Poza tym muzyka. Błagam, niech to nie będą rozlazłe, filmowe kompozycje w stylu ostatnich dwóch części.
Do tego, naprawdę życzę Boonowi żeby zrobili tę grą Marvel vs DC. Niech tam popłyną ich wszystkie ciągoty do tworzenia opowieści w stylu Avengers, a Mortal pozostanie Mortalem - zdecydowanie mniej epickim, bardziej mistycznym, mrocznym, w swoim własnym, charakterystycznym klimacie.
Dużo bym chciał, pewnie mało z tego dostanę, ale to nie znaczy, że będę niezadowolony. MK11 jest zupełnie inne niż sobie wyobrażałem, a podoba mi się bardzo. Mam oczywiście swoje zastrzeżenia, ale to nadal świetna gra i najlepiej świadczy o tym to, że nie potrafię się od niej oderwać.

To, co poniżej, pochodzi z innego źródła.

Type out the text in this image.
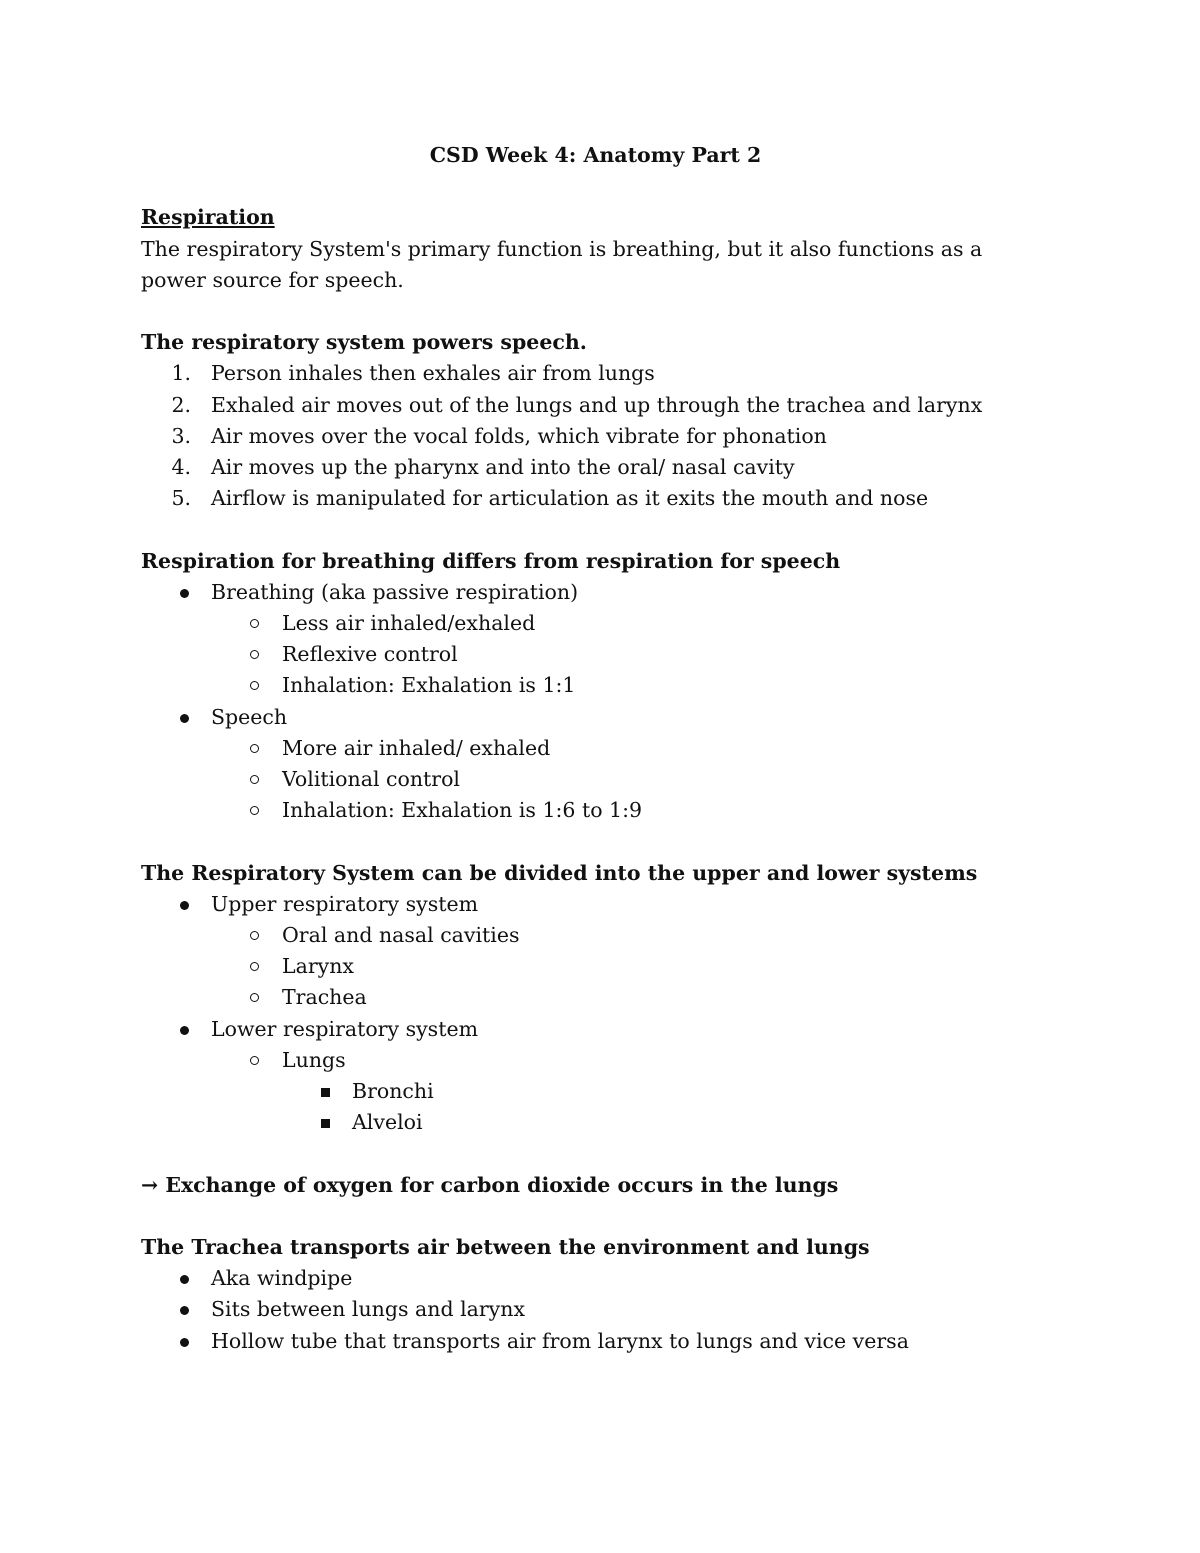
CSD Week 4: Anatomy Part 2

Respiration

The respiratory System's primary function is breathing, but it also functions as a power source for speech.

The respiratory system powers speech.

1. Person inhales then exhales air from lungs
2. Exhaled air moves out of the lungs and up through the trachea and larynx
3. Air moves over the vocal folds, which vibrate for phonation
4. Air moves up the pharynx and into the oral/ nasal cavity
5. Airflow is manipulated for articulation as it exits the mouth and nose

Respiration for breathing differs from respiration for speech

Breathing (aka passive respiration)
Less air inhaled/exhaled
Reflexive control
Inhalation: Exhalation is 1:1
Speech
More air inhaled/ exhaled
Volitional control
Inhalation: Exhalation is 1:6 to 1:9

The Respiratory System can be divided into the upper and lower systems

Upper respiratory system
Oral and nasal cavities
Larynx
Trachea
Lower respiratory system
Lungs
Bronchi
Alveloi

→ Exchange of oxygen for carbon dioxide occurs in the lungs

The Trachea transports air between the environment and lungs

Aka windpipe
Sits between lungs and larynx
Hollow tube that transports air from larynx to lungs and vice versa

Cokolwiek nie czeka nas przy okazji MK12, będzie to coś kompletnie innego i nowego. Nie wiemy jeszcze z czym tak naprawdę wiąże się moc powstających konsol nowej generacji, ale patrząc na MK11, jaram się samym tym, co NRS są w stanie pokazać graficznie. Najpierw czeka nas Injustice 3, zakładając że lista wydawnicza WB wygląda po staremu, i dopiero wtedy wrócę do tematu MK12.
Póki co, wracam grać MK11 i odkrywać kolejne jego sekrety. Wczoraj w końcu udało mi się znaleźć Living Spear. Po prawie trzech tygodniach intensywnego przeszukiwania Krypty. Srogo, ale radość była wielka.